Data Freshness and Expiration

Data Freshness

Data freshness refers to aspect of a copy of data (e.g. in a cache) being up-to-date with the source version of the data (e.g. in the syste-of-record (SoR)). A stale copy is considered to be out of sync (or likely to be out of sync) with the SoR.

Databases (and other SORs) weren’t built with caching outside of the database in mind, and therefore don’t normally come with any default mechanism for notifying external processes when data has been updated or modified. Thus external components that have loaded data from the SoR have no direct way of ensuring that data is not stale.

Cache Entry Expiration

Ehcache can assist you with reducing the likelihood that stale data is used by your application by expiring cache entries after some amount of configured time. Once expired, the entry is automatically removed from the cache.

For instance the cache could be configured to expire entries five seconds after they are put in - which is a time-to-live TTL setting. Or to expire entries 17 seconds after the last time the entry was retrieved from the cache - which is a time-to-idle TTI setting.

The expiration configuration that would be most appropriate for your cache (if any) would be a mixture of a business and technical decision based upon the requirements and assumptions of your application.

Storage Tiers

You can configure Ehcache to use various data storage areas. When a cache is configured to use more than one data store, they are referred to as tiers.

Data stores supported by Ehcache include:

  • On-Heap Store – Utilizes Java’s on-heap RAM memory to store cache entries. This tier utilizes the same heap memory as your Java application, all of which must be scanned by the JVM’s garbage collector. The more heap space your JVM utilizes the more your application’s performance will be impacted by garbage collection pauses. This store is extremely fast, but is typically your most limited storage resource.

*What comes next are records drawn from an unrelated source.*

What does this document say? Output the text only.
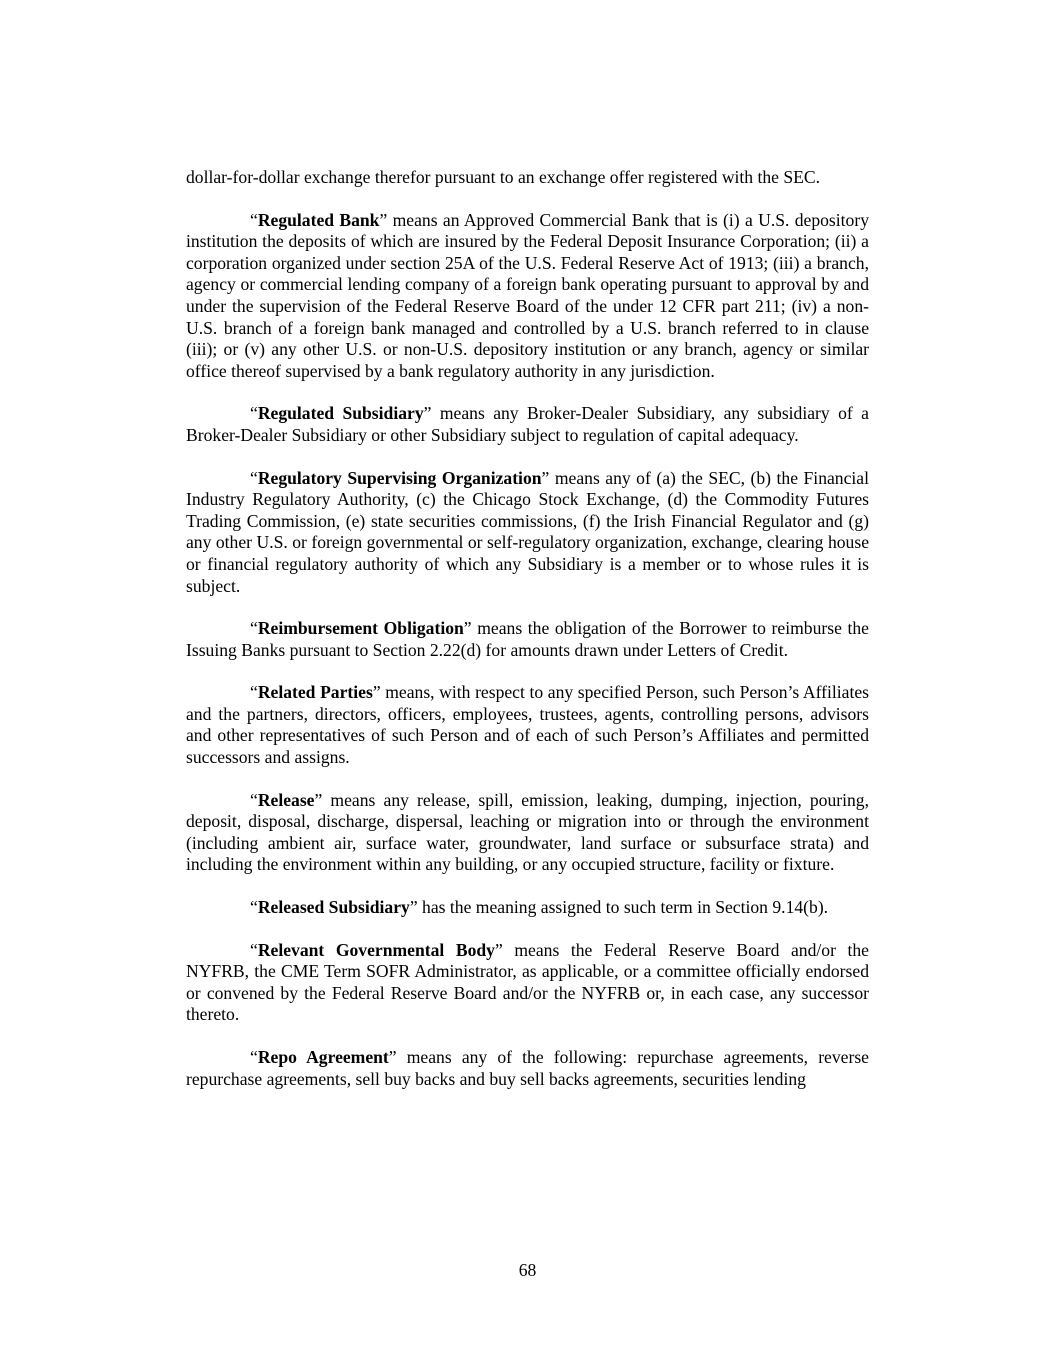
dollar-for-dollar exchange therefor pursuant to an exchange offer registered with the SEC.

“Regulated Bank” means an Approved Commercial Bank that is (i) a U.S. depository institution the deposits of which are insured by the Federal Deposit Insurance Corporation; (ii) a corporation organized under section 25A of the U.S. Federal Reserve Act of 1913; (iii) a branch, agency or commercial lending company of a foreign bank operating pursuant to approval by and under the supervision of the Federal Reserve Board of the under 12 CFR part 211; (iv) a non-U.S. branch of a foreign bank managed and controlled by a U.S. branch referred to in clause (iii); or (v) any other U.S. or non-U.S. depository institution or any branch, agency or similar office thereof supervised by a bank regulatory authority in any jurisdiction.

“Regulated Subsidiary” means any Broker-Dealer Subsidiary, any subsidiary of a Broker-Dealer Subsidiary or other Subsidiary subject to regulation of capital adequacy.

“Regulatory Supervising Organization” means any of (a) the SEC, (b) the Financial Industry Regulatory Authority, (c) the Chicago Stock Exchange, (d) the Commodity Futures Trading Commission, (e) state securities commissions, (f) the Irish Financial Regulator and (g) any other U.S. or foreign governmental or self-regulatory organization, exchange, clearing house or financial regulatory authority of which any Subsidiary is a member or to whose rules it is subject.

“Reimbursement Obligation” means the obligation of the Borrower to reimburse the Issuing Banks pursuant to Section 2.22(d) for amounts drawn under Letters of Credit.

“Related Parties” means, with respect to any specified Person, such Person’s Affiliates and the partners, directors, officers, employees, trustees, agents, controlling persons, advisors and other representatives of such Person and of each of such Person’s Affiliates and permitted successors and assigns.

“Release” means any release, spill, emission, leaking, dumping, injection, pouring, deposit, disposal, discharge, dispersal, leaching or migration into or through the environment (including ambient air, surface water, groundwater, land surface or subsurface strata) and including the environment within any building, or any occupied structure, facility or fixture.

“Released Subsidiary” has the meaning assigned to such term in Section 9.14(b).

“Relevant Governmental Body” means the Federal Reserve Board and/or the NYFRB, the CME Term SOFR Administrator, as applicable, or a committee officially endorsed or convened by the Federal Reserve Board and/or the NYFRB or, in each case, any successor thereto.

“Repo Agreement” means any of the following: repurchase agreements, reverse repurchase agreements, sell buy backs and buy sell backs agreements, securities lending

68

  • Off-Heap Store – Limited in size only by available RAM (tested to as much as 6TB on a single machine!). Not subject to Java garbage collection (GC). Is quite fast, yet slower than the On-Heap Store because data must be moved off and on the JVM’s heap as it is stored and re-accessed.

  • Disk Store – Utilizes a disk (filesystem) to store cache entries. This type of storage resource is typically very abundant but much slower than the RAM-based stores.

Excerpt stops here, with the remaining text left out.